Il cameriere si rannicchiò nelle spalle e allargò le mani, come a dire: se non lo sa lei, io l'ignoro.

— Un bell'originale, in fede mia, — diss'ella.

— Eh, un pochino. Peccato, perchè dava più mancie lui di tutti gli altri avventori.

*

La signorina Y*** è in gran da fare come ognuno può vedere. La padrona di casa la aiuta a riempire i bauli, le valigie, a metter a posto cappellini, gale.

Hanno suonato alla porta.

— Chi è?

La padrona è corsa ad aprire ed ha portato alla signorina Y*** un biglietto stemmato dove è scritto: Capitano cavalier Fabio Raimondi.

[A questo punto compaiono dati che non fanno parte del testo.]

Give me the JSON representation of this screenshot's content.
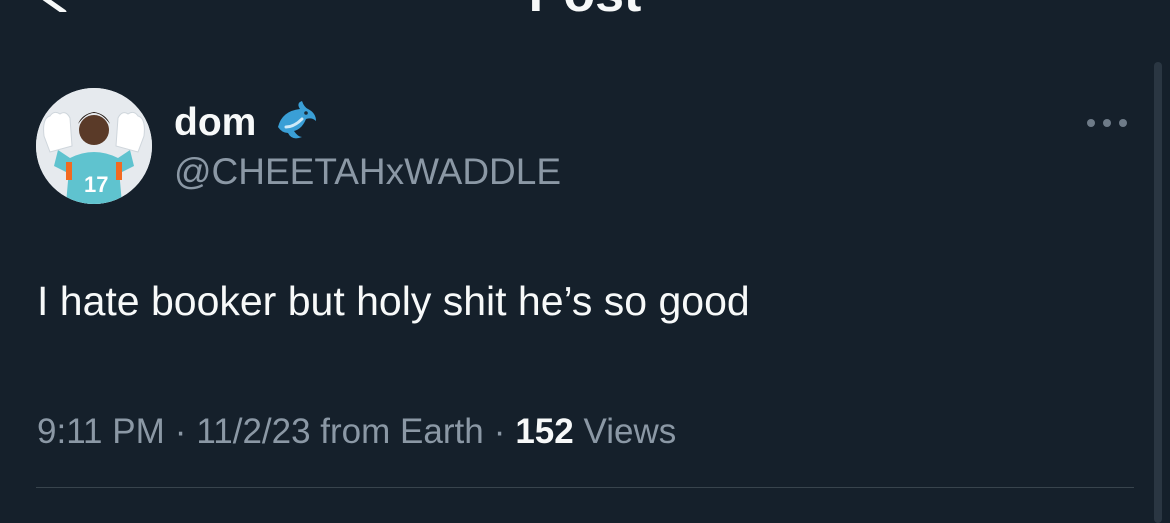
{
  "header": {
    "title": "Post",
    "back_icon": "chevron-left-icon"
  },
  "author": {
    "display_name": "dom",
    "badge_emoji": "🐬",
    "handle": "@CHEETAHxWADDLE",
    "avatar_icon": "profile-photo"
  },
  "more_icon": "ellipsis-icon",
  "tweet": {
    "text": "I hate booker but holy shit he’s so good"
  },
  "meta": {
    "time": "9:11 PM",
    "separator": "·",
    "date_source": "11/2/23 from Earth",
    "views_count": "152",
    "views_label": "Views"
  },
  "colors": {
    "background": "#15202b",
    "primary_text": "#f7f9f9",
    "secondary_text": "#8b98a5",
    "divider": "#38444d"
  }
}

— Capitano cavalier Fabio Raimondi? — disse la signorina leggendo, — io non lo conosco; — ma poi ci pensò un poco e si ricordò che Raimondi era il nome spauracchio e così fieramente inviso al signor maggiore. Che voleva adesso costui? Pregò la padrona di riferire che in quel momento non era in grado di ricevere. La padrona fece l'ambasciata; ma tornò dicendo che il signor capitano veniva per parte del signor X***, e che l'oggetto della visita non ammetteva dilazione.